Le sommeil est crucial pour la santé cérébrale, la régulation de l'humeur et de l'appétit. Un sommeil court ou fragmenté peut altérer les signaux de faim et de satiété, vous incitant à une consommation calorique plus élevée et rendant la gestion du poids plus difficile. Ci-dessous, nous expliquons pourquoi la ménopause peut perturber le sommeil – et comment reprendre le contrôle.
Qu'est-ce que l'insomnie hormonale ?
L'insomnie hormonale fait référence aux troubles du sommeil spécifiquement causés par les changements hormonaux de la périménopause et de la ménopause. Elle diffère de l'insomnie générale en ce que le principal moteur est biologique — la baisse de la progestérone réduit le soutien du GABA, tandis que la diminution des œstrogènes affecte la production de mélatonine et la régulation de la température.

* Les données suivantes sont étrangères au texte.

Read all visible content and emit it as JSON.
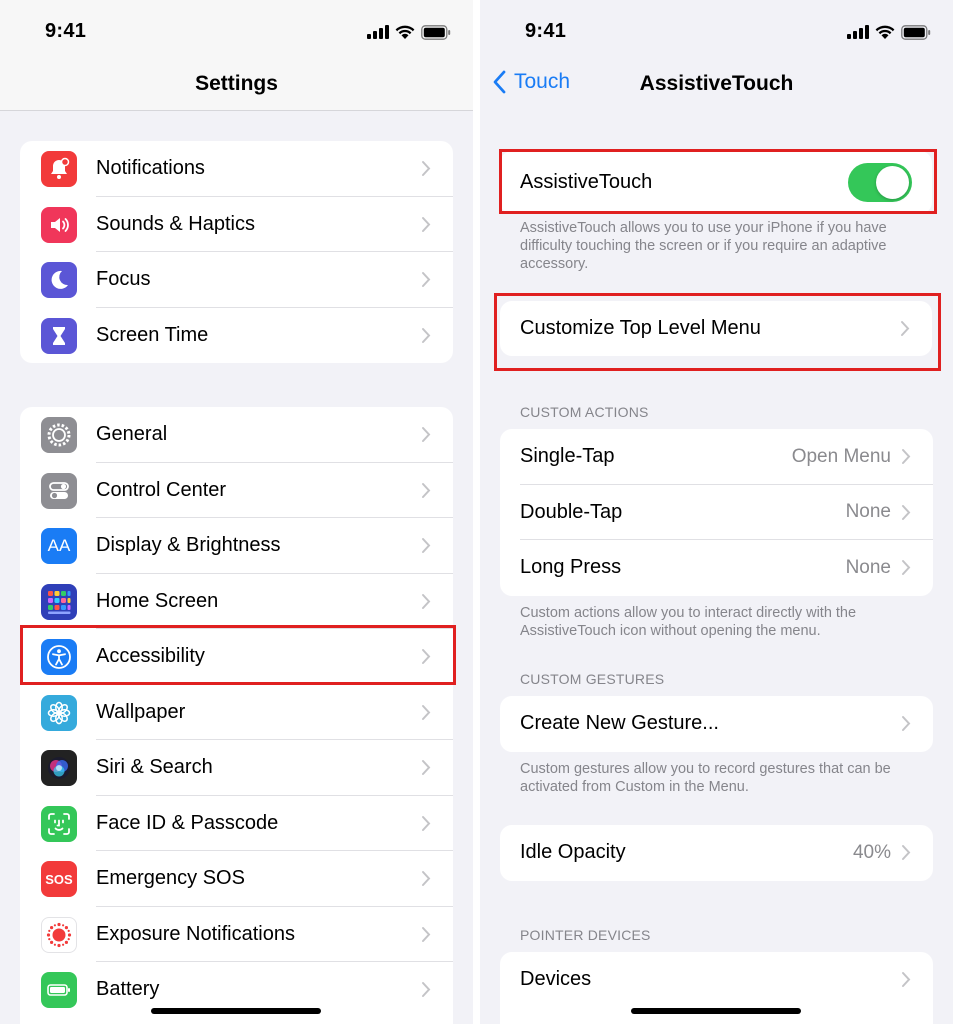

Elle se manifeste typiquement par des difficultés à s'endormir, des réveils nocturnes fréquents, des réveils précoces le matin, ou une combinaison des trois — souvent accompagnés d'autres symptômes de la ménopause tels que les sueurs nocturnes et l'anxiété.

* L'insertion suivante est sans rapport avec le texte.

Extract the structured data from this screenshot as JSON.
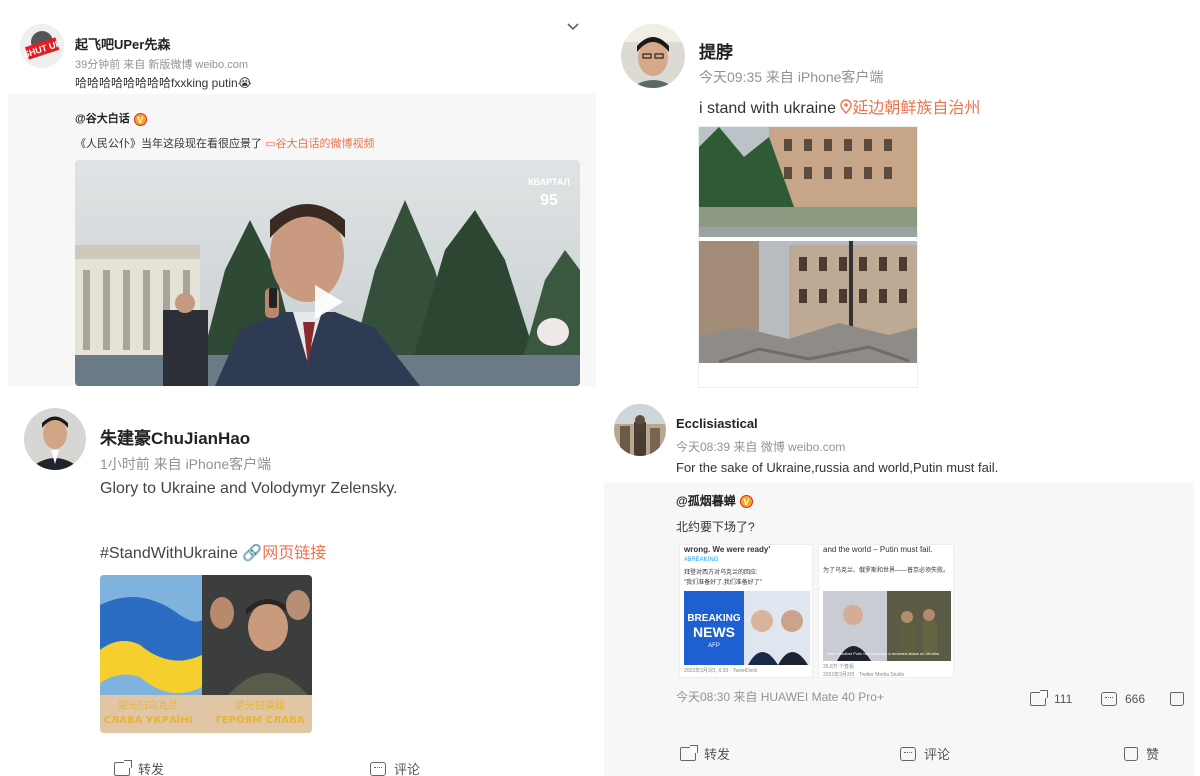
{
  "colors": {
    "link": "#eb7350",
    "meta": "#939393",
    "text": "#333333"
  },
  "post_tl": {
    "avatar_text": "SHUT UP",
    "author": "起飞吧UPer先森",
    "meta": "39分钟前  来自 新版微博 weibo.com",
    "text": "哈哈哈哈哈哈哈哈fxxking putin😭",
    "repost_author": "@谷大白话",
    "repost_text": "《人民公仆》当年这段现在看很应景了",
    "repost_link": "谷大白话的微博视频",
    "video_logo_top": "КВАРТАЛ",
    "video_logo_bottom": "95",
    "menu_icon": "chevron-down-icon",
    "actions": {
      "share": "转发",
      "comment": "评论"
    }
  },
  "post_tr": {
    "author": "提脖",
    "meta": "今天09:35  来自 iPhone客户端",
    "text": "i stand with ukraine",
    "location_icon": "location-pin-icon",
    "location": "延边朝鲜族自治州"
  },
  "post_bl": {
    "author": "朱建豪ChuJianHao",
    "meta": "1小时前  来自 iPhone客户端",
    "text1": "Glory to Ukraine and Volodymyr Zelensky.",
    "hashtag": "#StandWithUkraine",
    "link_icon": "link-icon",
    "link": "网页链接",
    "caption_left_cn": "荣光归乌克兰",
    "caption_left": "СЛАВА УКРАЇНІ",
    "caption_right_cn": "荣光归英雄",
    "caption_right": "ГЕРОЯМ СЛАВА",
    "actions": {
      "share": "转发",
      "comment": "评论"
    }
  },
  "post_br": {
    "author": "Ecclisiastical",
    "meta": "今天08:39  来自 微博 weibo.com",
    "text": "For the sake of Ukraine,russia and world,Putin must fail.",
    "repost_author": "@孤烟暮蝉",
    "repost_text": "北约要下场了?",
    "card1_head": "wrong. We were ready'",
    "card1_breaking": "#BREAKING",
    "card1_cn_a": "拜登对西方对乌克兰的回应:",
    "card1_cn_b": "\"我们准备好了,我们准备好了\"",
    "card1_news_top": "BREAKING",
    "card1_news_bottom": "NEWS",
    "card1_agency": "AFP",
    "card1_footer": "2022年3月3日, 6:33 · TweetDeck",
    "card2_head": "and the world – Putin must fail.",
    "card2_cn": "为了乌克兰、俄罗斯和世界——普京必须失败。",
    "card2_caption": "when Vladimir Putin has launched a renewed attack on Ukraine",
    "card2_footer": "2022年3月3日 · Twitter Media Studio",
    "card2_stats": "26.8万 个查看",
    "repost_meta": "今天08:30  来自 HUAWEI Mate 40 Pro+",
    "share_count": "111",
    "comment_count": "666",
    "actions": {
      "share": "转发",
      "comment": "评论",
      "like": "赞"
    }
  }
}
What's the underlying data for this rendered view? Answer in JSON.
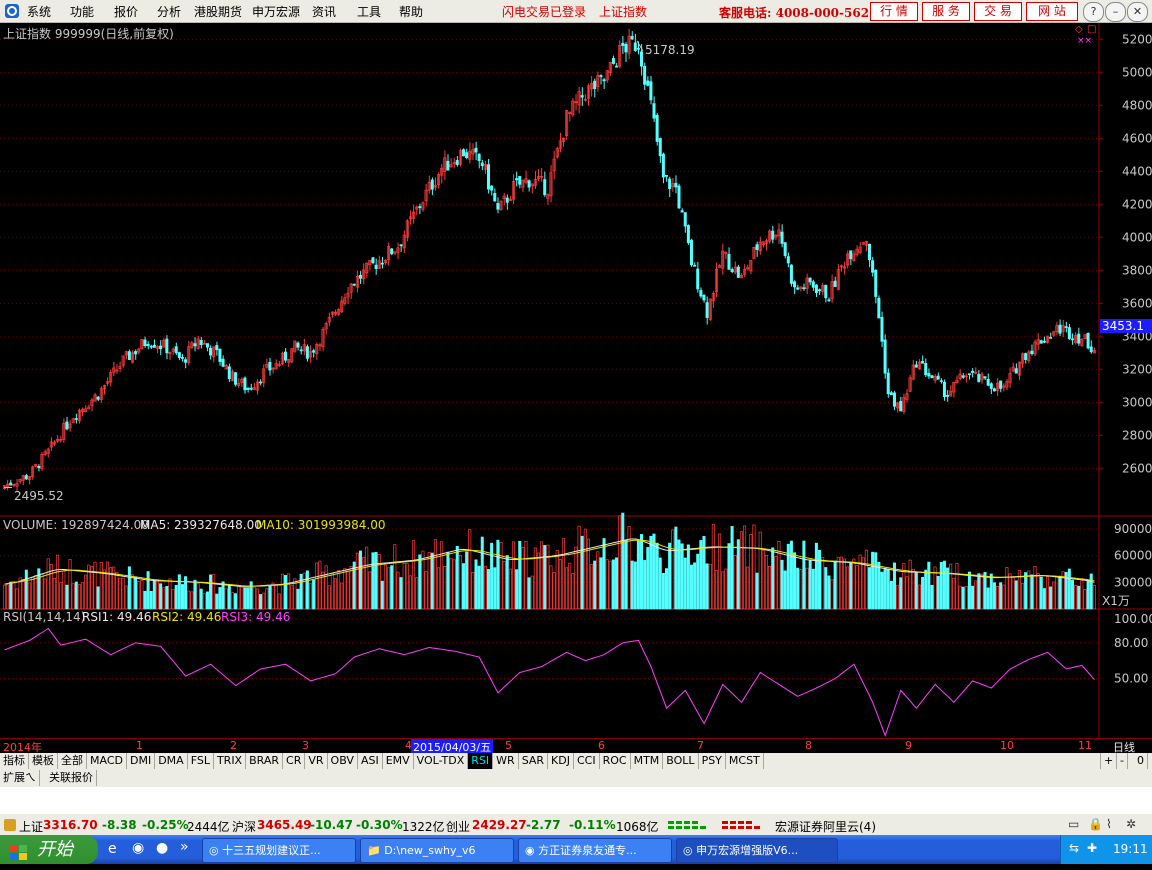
{
  "menu": {
    "items": [
      "系统",
      "功能",
      "报价",
      "分析",
      "港股期货",
      "申万宏源",
      "资讯",
      "工具",
      "帮助"
    ],
    "status_login": "闪电交易已登录",
    "status_index": "上证指数",
    "hotline": "客服电话: 4008-000-562",
    "nav_buttons": [
      "行 情",
      "服 务",
      "交 易",
      "网 站"
    ]
  },
  "colors": {
    "up": "#ff3c3c",
    "down": "#54ffff",
    "grid": "#6b0000",
    "axis_text": "#c8c8c8",
    "ma5": "#e8e8e8",
    "ma10": "#e6e600",
    "rsi": "#ff40ff",
    "price_tag_bg": "#1c1cff"
  },
  "kline": {
    "title": "上证指数 999999(日线,前复权)",
    "high_marker": "5178.19",
    "low_marker": "2495.52",
    "current_tag": "3453.1",
    "y_ticks": [
      "5200",
      "5000",
      "4800",
      "4600",
      "4400",
      "4200",
      "4000",
      "3800",
      "3600",
      "3400",
      "3200",
      "3000",
      "2800",
      "2600"
    ]
  },
  "volume": {
    "label_volume": "VOLUME: 192897424.00",
    "label_ma5": "MA5: 239327648.00",
    "label_ma10": "MA10: 301993984.00",
    "y_ticks": [
      "90000",
      "60000",
      "30000"
    ],
    "unit": "X1万"
  },
  "rsi": {
    "label_name": "RSI(14,14,14)",
    "label_rsi1": "RSI1: 49.46",
    "label_rsi2": "RSI2: 49.46",
    "label_rsi3": "RSI3: 49.46",
    "y_ticks": [
      "100.00",
      "80.00",
      "50.00"
    ]
  },
  "xaxis": {
    "year_label": "2014年",
    "months": [
      "1",
      "2",
      "3",
      "4",
      "5",
      "6",
      "7",
      "8",
      "9",
      "10",
      "11"
    ],
    "cursor_date": "2015/04/03/五",
    "period": "日线"
  },
  "tabs": {
    "items": [
      "指标",
      "模板",
      "全部",
      "MACD",
      "DMI",
      "DMA",
      "FSL",
      "TRIX",
      "BRAR",
      "CR",
      "VR",
      "OBV",
      "ASI",
      "EMV",
      "VOL-TDX",
      "RSI",
      "WR",
      "SAR",
      "KDJ",
      "CCI",
      "ROC",
      "MTM",
      "BOLL",
      "PSY",
      "MCST"
    ],
    "active": "RSI",
    "right_buttons": [
      "+",
      "-",
      "0"
    ]
  },
  "extra_tabs": [
    "扩展ㄟ",
    "关联报价"
  ],
  "quotes": [
    {
      "name": "上证",
      "price": "3316.70",
      "change": "-8.38",
      "pct": "-0.25%",
      "amount": "2444亿"
    },
    {
      "name": "沪深",
      "price": "3465.49",
      "change": "-10.47",
      "pct": "-0.30%",
      "amount": "1322亿"
    },
    {
      "name": "创业",
      "price": "2429.27",
      "change": "-2.77",
      "pct": "-0.11%",
      "amount": "1068亿"
    }
  ],
  "broker_label": "宏源证券阿里云(4)",
  "chart_data": {
    "type": "candlestick",
    "instrument": "上证指数 999999",
    "period": "日线",
    "ylim": [
      2450,
      5250
    ],
    "high": 5178.19,
    "low": 2495.52,
    "last": 3453.1,
    "anchors": [
      [
        0,
        2495
      ],
      [
        8,
        2560
      ],
      [
        14,
        2700
      ],
      [
        22,
        2920
      ],
      [
        30,
        3050
      ],
      [
        38,
        3250
      ],
      [
        46,
        3380
      ],
      [
        52,
        3330
      ],
      [
        57,
        3250
      ],
      [
        62,
        3380
      ],
      [
        68,
        3290
      ],
      [
        73,
        3150
      ],
      [
        78,
        3080
      ],
      [
        83,
        3180
      ],
      [
        88,
        3240
      ],
      [
        93,
        3330
      ],
      [
        98,
        3300
      ],
      [
        103,
        3450
      ],
      [
        110,
        3700
      ],
      [
        118,
        3830
      ],
      [
        126,
        3950
      ],
      [
        133,
        4200
      ],
      [
        140,
        4420
      ],
      [
        147,
        4520
      ],
      [
        153,
        4450
      ],
      [
        158,
        4150
      ],
      [
        163,
        4300
      ],
      [
        168,
        4350
      ],
      [
        174,
        4300
      ],
      [
        180,
        4720
      ],
      [
        186,
        4880
      ],
      [
        192,
        4950
      ],
      [
        198,
        5150
      ],
      [
        203,
        5178
      ],
      [
        207,
        4800
      ],
      [
        211,
        4350
      ],
      [
        215,
        4300
      ],
      [
        220,
        3850
      ],
      [
        225,
        3550
      ],
      [
        230,
        3900
      ],
      [
        236,
        3750
      ],
      [
        242,
        3980
      ],
      [
        248,
        4050
      ],
      [
        253,
        3680
      ],
      [
        258,
        3720
      ],
      [
        264,
        3650
      ],
      [
        270,
        3900
      ],
      [
        276,
        4000
      ],
      [
        280,
        3520
      ],
      [
        283,
        3050
      ],
      [
        287,
        2950
      ],
      [
        292,
        3250
      ],
      [
        297,
        3150
      ],
      [
        302,
        3050
      ],
      [
        308,
        3180
      ],
      [
        314,
        3120
      ],
      [
        320,
        3080
      ],
      [
        326,
        3280
      ],
      [
        332,
        3380
      ],
      [
        338,
        3450
      ],
      [
        344,
        3400
      ],
      [
        349,
        3330
      ]
    ],
    "volume_ylim": [
      0,
      100000
    ],
    "volume_unit": "X1万",
    "volume_anchors": [
      [
        0,
        28000
      ],
      [
        15,
        45000
      ],
      [
        30,
        40000
      ],
      [
        45,
        32000
      ],
      [
        60,
        30000
      ],
      [
        75,
        25000
      ],
      [
        88,
        28000
      ],
      [
        100,
        38000
      ],
      [
        115,
        50000
      ],
      [
        130,
        55000
      ],
      [
        145,
        68000
      ],
      [
        160,
        55000
      ],
      [
        175,
        60000
      ],
      [
        190,
        72000
      ],
      [
        200,
        80000
      ],
      [
        210,
        65000
      ],
      [
        225,
        70000
      ],
      [
        240,
        68000
      ],
      [
        255,
        55000
      ],
      [
        270,
        52000
      ],
      [
        285,
        42000
      ],
      [
        300,
        40000
      ],
      [
        315,
        35000
      ],
      [
        330,
        38000
      ],
      [
        345,
        32000
      ],
      [
        349,
        28000
      ]
    ],
    "rsi_ylim": [
      0,
      100
    ],
    "rsi_anchors": [
      [
        0,
        74
      ],
      [
        8,
        82
      ],
      [
        14,
        92
      ],
      [
        18,
        78
      ],
      [
        26,
        83
      ],
      [
        34,
        70
      ],
      [
        42,
        80
      ],
      [
        50,
        77
      ],
      [
        58,
        52
      ],
      [
        66,
        62
      ],
      [
        74,
        44
      ],
      [
        82,
        58
      ],
      [
        90,
        62
      ],
      [
        98,
        48
      ],
      [
        106,
        54
      ],
      [
        112,
        68
      ],
      [
        120,
        75
      ],
      [
        128,
        70
      ],
      [
        136,
        76
      ],
      [
        144,
        73
      ],
      [
        152,
        68
      ],
      [
        158,
        38
      ],
      [
        165,
        55
      ],
      [
        172,
        60
      ],
      [
        180,
        72
      ],
      [
        186,
        65
      ],
      [
        192,
        70
      ],
      [
        198,
        80
      ],
      [
        203,
        82
      ],
      [
        207,
        60
      ],
      [
        212,
        25
      ],
      [
        218,
        40
      ],
      [
        224,
        12
      ],
      [
        230,
        45
      ],
      [
        236,
        30
      ],
      [
        242,
        55
      ],
      [
        248,
        45
      ],
      [
        254,
        35
      ],
      [
        260,
        42
      ],
      [
        266,
        50
      ],
      [
        272,
        62
      ],
      [
        278,
        30
      ],
      [
        282,
        2
      ],
      [
        287,
        40
      ],
      [
        292,
        25
      ],
      [
        298,
        45
      ],
      [
        304,
        30
      ],
      [
        310,
        48
      ],
      [
        316,
        42
      ],
      [
        322,
        58
      ],
      [
        328,
        66
      ],
      [
        334,
        72
      ],
      [
        340,
        58
      ],
      [
        345,
        61
      ],
      [
        349,
        49
      ]
    ]
  }
}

L'insomnie hormonale est cliniquement définie comme des difficultés à s'endormir ou à rester endormi plus de trois nuits par semaine, entraînant une fatigue diurne ou une altération des fonctions.
Qu'est-ce qu'un sommeil de bonne qualité ?
La plupart des adultes en bonne santé se portent mieux avec environ sept heures par nuit. La qualité est également importante : si vous mettez régulièrement plus de 30 minutes à vous endormir, que vous vous réveillez plusieurs fois ou que vous vous sentez fatigué pendant la journée, la qualité de votre sommeil pourrait nécessiter une attention particulière.
Problèmes de sommeil liés à la ménopause
Les problèmes de sommeil liés à la ménopause peuvent avoir de multiples déclencheurs. Comprendre les schémas courants vous aide à cibler les bonnes solutions. Voici les quatre principaux :
Sueurs nocturnes
Les sueurs nocturnes sont des sensations soudaines de chaleur et de transpiration intense — souvent au point de mouiller les vêtements et la literie — qui fragmentent le sommeil et réduisent le repos général, même si vous vous rendormez rapidement.
Nycturie
De nombreuses femmes se réveillent plus souvent la nuit pour uriner. Bien qu'il soit facile de blâmer le vieillissement, les changements hormonaux peuvent y contribuer, entraînant des réveils répétés et un sommeil plus léger.
Insomnie hormonale
L'insomnie hormonale fait référence aux difficultés à s'endormir ou à rester endormi, causées par les fluctuations hormonales pendant la périménopause et la ménopause. On parle parfois d'insomnie hormonale pour la distinguer de l'insomnie ayant d'autres causes. Lorsque les œstrogènes diminuent, le cerveau peut produire moins de mélatonine (qui aide à réguler le rythme circadien).
Une progestérone plus faible peut signifier moins de soutien pour le GABA, un neurotransmetteur calmant lié à la relaxation. Le résultat ? Des difficultés à s'endormir, des réveils nocturnes fréquents et un sommeil plus léger et moins réparateur. Avec le temps, vous pourriez ressentir de la fatigue, des maux de tête, de l'irritabilité, de l'anxiété et des difficultés de concentration.
Syndrome des jambes sans repos
Selon The Sleep Charity , le syndrome des jambes sans repos touche jusqu'à 10 % des personnes, les femmes étant plus susceptibles d'en souffrir. Il provoque une envie impérieuse de bouger les jambes, souvent accompagnée de douleurs ou de picotements, particulièrement la nuit.
Quelles sont les causes des troubles du sommeil liés à la ménopause ?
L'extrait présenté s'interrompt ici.